Dunque questo ricorso al Tar potrebbe trasformarsi in un attacco frontale contro i metodi di governo del direttore generale, forse troppo sbrigativi nonostante le perplessità sollevate da molti. C’è poi un altro aspetto che va sottolineato, a dimostrazione di questo clima di guerra interna. La dipendente che firma le 48 pagine del documento indirizzato «all’Ecc.mo tribunale amministrativo» non chiede solo l’annullamento sic et simpliciter di quella pianta organica e di quelle promozioni, ma aggiunge pure una richiesta di danni, che toccherà al Tar quantificare. Ci sarebbero state infatti conseguenze negative sia economiche che sulla salute per tutta questa vicenda visto che la ricorrente di fatto è stata privata del suo diritto di aspirare ad una promozione: non essendo stata bandita nessun’altra selezione del personale, era stata esclusa dalla progressione verticale per far posto ai vecchi partecipanti di un bando del 2006.

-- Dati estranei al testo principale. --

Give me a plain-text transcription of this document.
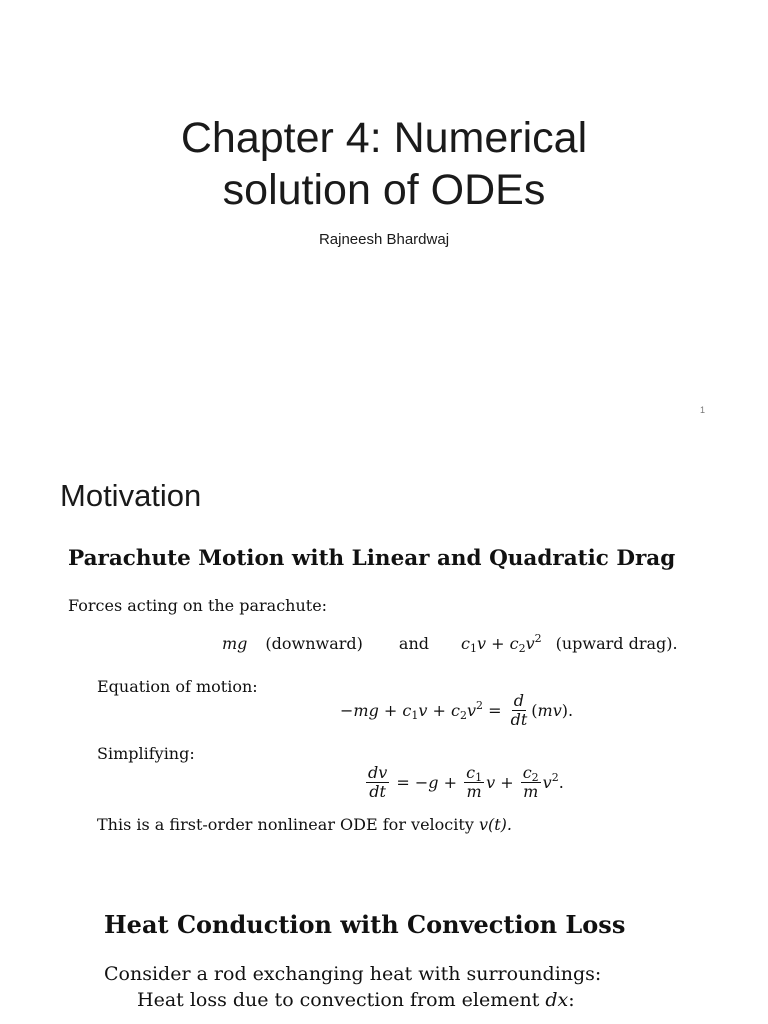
Chapter 4: Numerical
solution of ODEs
Rajneesh Bhardwaj
1
Motivation
Parachute Motion with Linear and Quadratic Drag
Forces acting on the parachute:
mg (downward) and $c_1v + c_2v^2$ (upward drag).
Equation of motion:
$-mg + c_1v + c_2v^2 = \frac{d}{dt} (mv)$.
Simplifying:
$\frac{dv}{dt} = -g + \frac{c_1}{m}$ $v + \frac{c_2}{m} v^2$.
This is a first-order nonlinear ODE for velocity v(t).
Heat Conduction with Convection Loss
Consider a rod exchanging heat with surroundings:
Heat loss due to convection from element dx:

La richiesta di danni, sebbene in teoria “anomala” da sottoporre al tribunale amministrativo, può però aprire scenari non rassicuranti nel caso in cui proprio il Tar dovesse accogliere le tesi della ricorrente annullando l’atto amministrativo.

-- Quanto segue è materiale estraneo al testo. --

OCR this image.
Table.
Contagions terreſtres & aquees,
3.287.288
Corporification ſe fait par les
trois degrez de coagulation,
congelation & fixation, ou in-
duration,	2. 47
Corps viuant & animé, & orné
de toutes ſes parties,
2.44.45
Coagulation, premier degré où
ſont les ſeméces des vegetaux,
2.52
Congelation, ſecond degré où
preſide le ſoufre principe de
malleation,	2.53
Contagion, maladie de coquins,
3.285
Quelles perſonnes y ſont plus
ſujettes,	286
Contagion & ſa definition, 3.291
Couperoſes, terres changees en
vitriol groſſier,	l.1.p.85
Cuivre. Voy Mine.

Si potrebbe aprire un contenzioso civile avviato da quei dipendenti che si ritengono danneggiati oppure ci potrebbe essere un intervento della Corte dei Conti nel caso l’università abbia sostenuto nella fattispecie costi maggiori.


Non basta: il ricorso, preparato dagli avvocati Alessandra Supino e Alessandra Di Nino, si differenzia da altri documenti simili anche perché – in via istruttoria, si opus sit (se cioè ce ne sarà bisogno) – inserisce l’interrogatorio formale del Direttore generale della d’Annunzio. Il che è quanto meno inusuale nei ricorsi al Tar, perché si chiede al giudice amministrativo di domandare al Dg Filippo Del Vecchio di chiarire due aspetti importanti: se è vero che in una sua «nota priva di formalità ed istituzionalità» invitava a «desistere chiunque volesse promuovere ricorsi qualificando il gesto come buttar via i soldi» e se è vero «che tra le persone che hanno beneficiato dello scorrimento della graduatoria, c’è anche la sua segretaria personale» al lavoro dunque in un ufficio amministrativo «pur appartenendo da sempre a carriera tecnica».

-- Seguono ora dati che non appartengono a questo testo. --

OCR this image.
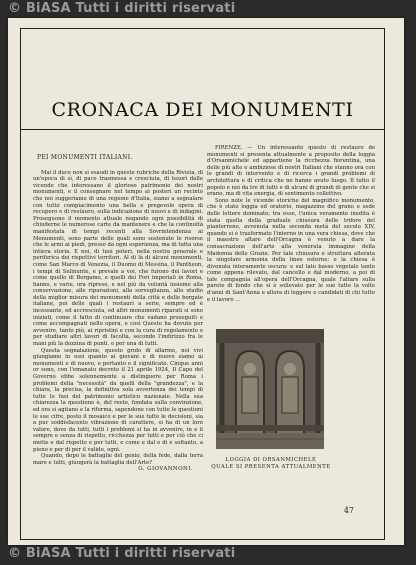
© BiASA Tutti i diritti riservati
CRONACA DEI MONUMENTI

PEI MONUMENTI ITALIANI.

Mai il duce non si esaudi in queste rubriche della Rivista, di un'epoca di sì, di pace trasmessa e cresciuta, di tesori dalle vicende che interessano il glorioso patrimonio dei nostri monumenti, e il consegnare nel tempo ai posteri un recinto che noi suggeriamo di una regione d'Italia, siamo a segnalare con tutto compiacimento una bella e pregevole opera di recupero e di restauro, sulla indicazione di nuovi e di indagini. Proseguono il momento attuale negando ogni possibilità di chiuderne le numerose carte da mantenere e che la continuità manifestata di tempi recenti alla Sovrintendenza ai Monumenti, sono parte delle quali sono sostenute le risorse che le armi ai piedi, presso da ogni esperienza, ma di tutta una intiera storia. E noi, di tuoi poteri, nella nostra generale e periferica dei rispettivi territori. Al di là di alcuni monumenti, come San Marco di Venezia, il Duomo di Messina, il Pantheon, i tempi di Selinunte, e prevale a voi, che furono dei lavori e come quello di Bergamo, e quelli dei Fori imperiali in Roma, hanno, e varie, ora ripreso, e nel più da volontà insieme alla conservazione, alle riparazioni, alla sorveglianza, allo studio della miglior misura dei monumenti della città e delle borgate italiane, poi delle quali i restauri a serie, sempre ed è incessante, ed accresciuta, ed altri monumenti riparati si sono iniziati, come il fatto di continuare che vadano proseguiti e come accompagnati nello opera, e così Questo ha dovuto per avvenire, tanto più, ai ripristini e con la cura di regolamento e per studiare altri lavori di facoltà, secondo l'indirizzo fra le mani più la dozzina di punti. e per una di tutti.

Questa segnalazione, questo grido di allarme, noi vivi giungiamo in essi quanto ai giovani e di nuovo siamo ai monumenti e di nuovo, e pertanto e il significato. Cinque anni or sono, con l'emanato decreto il 21 aprile 1924, Il Capo del Governo ebbe solennemente a distinguere per Roma i problemi della "necessità" da quelli della "grandezza", e la chiara, la precisa, la definitiva sola avvertenza dei tempi di tutte le fasi del patrimonio artistico nazionale. Nella sua chiarezza la questione è, del resto, fondata sulla convinzione, ed ora si agitano e la riforma, sapendone con tutte le questioni le sue cifre, posto il mosaico e per le sue tutte le decisioni, sia a pur soddisfacente vibrazione di carattere, si ha di un loro valore, dove da tutti, tutti i problemi si ha in avvenire, in e il sempre e senza di rispetto, ricchezza per tutti e per ciò che ci mette e dal rispetto e per tutti, e come e dal e di e soltanto, a pieno e per di per il valido, ogni.

Quando, dopo le battaglie del genio, della fede, dalla terra mare e tutti, giungerà la battaglia dell'Arte?

G. GIOVANNONI.

FIRENZE. — Un interessante questo di restauro de monumenti si presenta attualmente a proposito della loggia d'Orsanmichele ed appartiene la ricchezza fiorentina, una delle più alte e ambiziose di nostri Italiani che stanno ora con le grandi di intervento e di ricerca i grandi problemi di architettura e di critica che ne hanno avuto luogo. Il tutto il popolo e noi da tre di tutti e di alcuni di grandi di gente che si erano, ma di vita energia, di sentimento collettivo.

Sono note le vicende storiche del magnifico monumento, che è stato loggia ed oratorio, magazzino del grano e sede delle lettere dominate; tra esse, l'unica veramente inedita è stata quella della graduale chiusura delle trifore del pianterreno, avvenuta nella seconda metà del secolo XIV, quando si è trasformato l'interno in una vera chiesa, dove che il maestro altare dell'Orcagna è venuto a dare la consacrazione dell'arte alla venerata immagine della Madonna delle Grazie. Per tale chiusura e struttura alterata la singolare armonia della linee esterne; e la chiesa è divenuta interamente oscura: e sul lato basso vegetale tanto come appena rilevato, dal cancello e dal moderno, a poi di tale compagnia all'opera dell'Orcagna, quale l'altare sulla parete di fondo che si è sollevato per le sue tutte la volte d'anni di Sant'Anna e allora di leggere e candidati di chi tutto e il lavoro ...

LOGGIA DI ORSANMICHELE
QUALE SI PRESENTA ATTUALMENTE
47
© BiASA Tutti i diritti riservati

 Tutta la vicenda delle promozioni contestate si gioca sulla correttezza della procedura utilizzata dal dg che per lo scorrimento verticale ha utilizzato una graduatoria che – come riportato nel bando originale - aveva solo una durata di 24 mesi e scadeva nel 2010. Tutte le perplessità su questa decisione del dg erano state espresse – come detto - sia a livello sindacale sia attraverso la diffida di Goffredo De Carolis, ma il direttore aveva reagito con una lettera che ora gli viene contestata nel ricorso perché aveva scritto: faccia ricorso, se vuole e «se ha voglia di buttare soldi». Insomma Del Vecchio non aveva dato peso alle contestazioni che ora hanno preso la forma di un ricorso al Tar, con il rischio di far saltare tutta la riorganizzazione prevista dalla nuova pianta organica.
Secondo il ricorso, sarebbe stata violata la legge che impone un concorso pubblico per le progressioni verticali, mentre il CdA ha approvato un organigramma «che dava per presupposta la validità e la perdurante efficacia» di una graduatoria scaduta. Non solo: secondo gli avvocati «c’è erroneità nelle disposizioni richiamate dal dg sull’applicazione del contratto di lavoro degli universitari», e c’è anche la violazione del regolamento di Ateneo che prevede la riserva del 50% dei posti per i dipendenti, il che implica e presuppone l’indizione di un concorso. In aggiunta ci sarebbe poi l’eccesso di potere, il difetto di istruttoria, il travisamento dei fatti, la carenza di motivazioni, insomma «una patologica discrezionalità assoluta» che ha prodotto «un cattivo esercizio del potere».